Promotion of efficient chlorine evolution reaction by d-p hybrid orbitals in hollow porous CoNiSe2/NiSe2 nanosheet arrays
摘要
The demand for Cl2 is increasing globally, and the chlorine evolution from seawater is a promising technique in the chlor-alkali field to generate chlorine gas. Here, we constructed a novel hollow porous CoNiSe2/NiSe2 nanosheet array for the electrosynthesis of chlorine in seawater-like solution. The CoNiSe2/NiSe2 heterostructures were generated by ion exchange and calcination, which can improve their stability. Moreover, the formed porous hollow nanostructures show an ultra-high specific surface area due to the unique morphology and crystal structure, which can provide channels for mass transfer between the electrolyte and the surface of catalysts and expose more catalytically active sites for accelerating the reaction process. What is impressive is that the hybrid coupling of the Se 4p orbital and the Co/Ni 3d orbital in the heterointerface further reduces the reaction energy barrier of the chlorine evolution reaction (CER).
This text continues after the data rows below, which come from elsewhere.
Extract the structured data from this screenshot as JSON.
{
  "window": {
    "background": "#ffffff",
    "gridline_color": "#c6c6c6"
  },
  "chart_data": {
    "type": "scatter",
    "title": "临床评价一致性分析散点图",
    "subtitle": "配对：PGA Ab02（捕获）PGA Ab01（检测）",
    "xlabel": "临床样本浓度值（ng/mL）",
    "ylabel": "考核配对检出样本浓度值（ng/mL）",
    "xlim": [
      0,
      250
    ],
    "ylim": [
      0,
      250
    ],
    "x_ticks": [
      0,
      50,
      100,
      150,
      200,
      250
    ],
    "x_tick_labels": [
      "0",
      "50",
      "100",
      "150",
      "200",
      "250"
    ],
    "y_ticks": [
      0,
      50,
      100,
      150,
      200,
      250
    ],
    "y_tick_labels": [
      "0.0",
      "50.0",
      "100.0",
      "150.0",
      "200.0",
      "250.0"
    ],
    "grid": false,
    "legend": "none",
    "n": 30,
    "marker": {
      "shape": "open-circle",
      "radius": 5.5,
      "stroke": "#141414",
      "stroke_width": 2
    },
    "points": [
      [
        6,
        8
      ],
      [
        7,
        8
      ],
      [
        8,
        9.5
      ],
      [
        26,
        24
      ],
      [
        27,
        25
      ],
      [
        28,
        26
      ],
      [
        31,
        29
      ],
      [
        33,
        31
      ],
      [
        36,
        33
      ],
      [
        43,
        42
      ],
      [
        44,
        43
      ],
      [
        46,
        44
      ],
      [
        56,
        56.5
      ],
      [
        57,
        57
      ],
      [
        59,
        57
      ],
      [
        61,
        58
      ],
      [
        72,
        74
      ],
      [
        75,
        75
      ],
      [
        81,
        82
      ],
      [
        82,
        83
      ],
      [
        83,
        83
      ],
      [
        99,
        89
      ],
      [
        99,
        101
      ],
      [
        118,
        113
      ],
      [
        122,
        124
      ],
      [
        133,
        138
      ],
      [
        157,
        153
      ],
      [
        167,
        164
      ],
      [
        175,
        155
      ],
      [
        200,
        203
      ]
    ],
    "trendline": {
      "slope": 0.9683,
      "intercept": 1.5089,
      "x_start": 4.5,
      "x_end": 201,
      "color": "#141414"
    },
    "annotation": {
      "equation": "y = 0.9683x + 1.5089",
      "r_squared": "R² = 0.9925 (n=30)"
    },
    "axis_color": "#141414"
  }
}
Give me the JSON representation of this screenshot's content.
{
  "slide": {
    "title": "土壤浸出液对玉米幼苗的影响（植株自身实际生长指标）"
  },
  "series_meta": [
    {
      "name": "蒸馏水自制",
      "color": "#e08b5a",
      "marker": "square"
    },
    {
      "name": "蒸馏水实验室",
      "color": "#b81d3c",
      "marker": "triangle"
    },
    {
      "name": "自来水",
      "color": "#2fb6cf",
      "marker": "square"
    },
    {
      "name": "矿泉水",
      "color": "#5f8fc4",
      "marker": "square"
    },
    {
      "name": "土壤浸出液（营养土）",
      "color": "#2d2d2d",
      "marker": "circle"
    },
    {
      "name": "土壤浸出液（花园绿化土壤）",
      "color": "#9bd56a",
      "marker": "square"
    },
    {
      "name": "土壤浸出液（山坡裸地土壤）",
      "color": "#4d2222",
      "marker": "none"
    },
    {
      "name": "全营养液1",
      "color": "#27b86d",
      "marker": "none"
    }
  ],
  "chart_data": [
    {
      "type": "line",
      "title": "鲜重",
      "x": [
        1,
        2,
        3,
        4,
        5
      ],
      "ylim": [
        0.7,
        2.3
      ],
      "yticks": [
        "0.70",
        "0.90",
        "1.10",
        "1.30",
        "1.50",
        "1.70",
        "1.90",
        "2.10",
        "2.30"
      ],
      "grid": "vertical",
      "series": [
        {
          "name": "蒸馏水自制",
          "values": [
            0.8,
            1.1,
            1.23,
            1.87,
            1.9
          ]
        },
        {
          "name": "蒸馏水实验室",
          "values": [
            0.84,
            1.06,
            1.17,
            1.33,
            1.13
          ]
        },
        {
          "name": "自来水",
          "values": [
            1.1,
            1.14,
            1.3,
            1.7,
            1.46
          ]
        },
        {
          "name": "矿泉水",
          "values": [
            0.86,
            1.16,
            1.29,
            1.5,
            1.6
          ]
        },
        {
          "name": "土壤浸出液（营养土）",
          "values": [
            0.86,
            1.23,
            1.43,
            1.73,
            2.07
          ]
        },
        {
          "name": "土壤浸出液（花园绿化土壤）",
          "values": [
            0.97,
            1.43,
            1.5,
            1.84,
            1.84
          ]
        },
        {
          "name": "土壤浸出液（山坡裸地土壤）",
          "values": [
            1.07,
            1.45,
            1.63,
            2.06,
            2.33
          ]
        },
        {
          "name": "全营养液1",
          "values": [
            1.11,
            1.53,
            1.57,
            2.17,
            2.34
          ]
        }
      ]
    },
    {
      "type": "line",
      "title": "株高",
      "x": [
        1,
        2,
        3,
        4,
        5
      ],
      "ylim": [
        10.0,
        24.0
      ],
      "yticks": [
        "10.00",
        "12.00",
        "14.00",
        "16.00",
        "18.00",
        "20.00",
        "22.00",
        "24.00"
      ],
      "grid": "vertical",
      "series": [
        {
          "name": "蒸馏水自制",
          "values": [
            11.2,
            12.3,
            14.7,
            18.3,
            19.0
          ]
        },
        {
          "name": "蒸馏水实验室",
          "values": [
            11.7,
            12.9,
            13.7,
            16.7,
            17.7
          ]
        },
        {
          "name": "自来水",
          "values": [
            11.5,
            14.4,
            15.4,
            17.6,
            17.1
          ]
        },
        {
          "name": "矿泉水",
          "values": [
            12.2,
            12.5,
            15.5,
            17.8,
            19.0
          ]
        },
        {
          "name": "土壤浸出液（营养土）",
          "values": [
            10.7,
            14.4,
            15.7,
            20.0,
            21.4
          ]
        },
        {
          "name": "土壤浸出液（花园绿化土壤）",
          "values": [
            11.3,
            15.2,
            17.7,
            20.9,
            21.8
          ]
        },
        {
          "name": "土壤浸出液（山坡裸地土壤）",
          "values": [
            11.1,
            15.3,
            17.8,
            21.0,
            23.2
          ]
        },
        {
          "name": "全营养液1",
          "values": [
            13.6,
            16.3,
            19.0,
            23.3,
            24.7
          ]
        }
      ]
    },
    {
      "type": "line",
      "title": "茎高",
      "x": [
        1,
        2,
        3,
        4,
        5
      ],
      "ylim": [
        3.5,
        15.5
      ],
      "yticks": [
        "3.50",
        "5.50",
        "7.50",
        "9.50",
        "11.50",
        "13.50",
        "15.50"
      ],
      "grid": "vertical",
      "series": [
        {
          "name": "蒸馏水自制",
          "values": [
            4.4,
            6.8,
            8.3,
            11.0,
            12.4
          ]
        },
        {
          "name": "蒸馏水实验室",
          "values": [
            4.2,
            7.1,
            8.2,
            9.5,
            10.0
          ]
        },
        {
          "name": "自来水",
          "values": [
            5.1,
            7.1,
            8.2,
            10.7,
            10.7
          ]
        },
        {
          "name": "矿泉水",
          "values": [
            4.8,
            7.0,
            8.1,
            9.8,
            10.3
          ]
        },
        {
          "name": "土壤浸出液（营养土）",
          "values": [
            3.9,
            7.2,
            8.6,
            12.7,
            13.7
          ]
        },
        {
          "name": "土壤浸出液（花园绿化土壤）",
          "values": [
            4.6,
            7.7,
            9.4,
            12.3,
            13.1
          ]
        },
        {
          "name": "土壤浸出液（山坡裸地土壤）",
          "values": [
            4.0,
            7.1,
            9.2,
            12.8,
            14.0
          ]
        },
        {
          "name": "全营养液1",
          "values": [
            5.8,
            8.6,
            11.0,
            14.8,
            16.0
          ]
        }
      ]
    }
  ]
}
The hollow porous CoNiSe2/NiSe2 nanosheet arrays only exhibit an overpotential of 108 mV to reach the current density of 100 mA cm−2 in an acidic medium containing 4.0 M NaCl. Furthermore, the hollow porous CoNiSe2/NiSe2 nanosheet arrays showed excellent stability and Cl2 selectivity. The designed transition metal selenides provide a choice for the further development of non-noble metal-based catalysts in the chlor-alkali industry.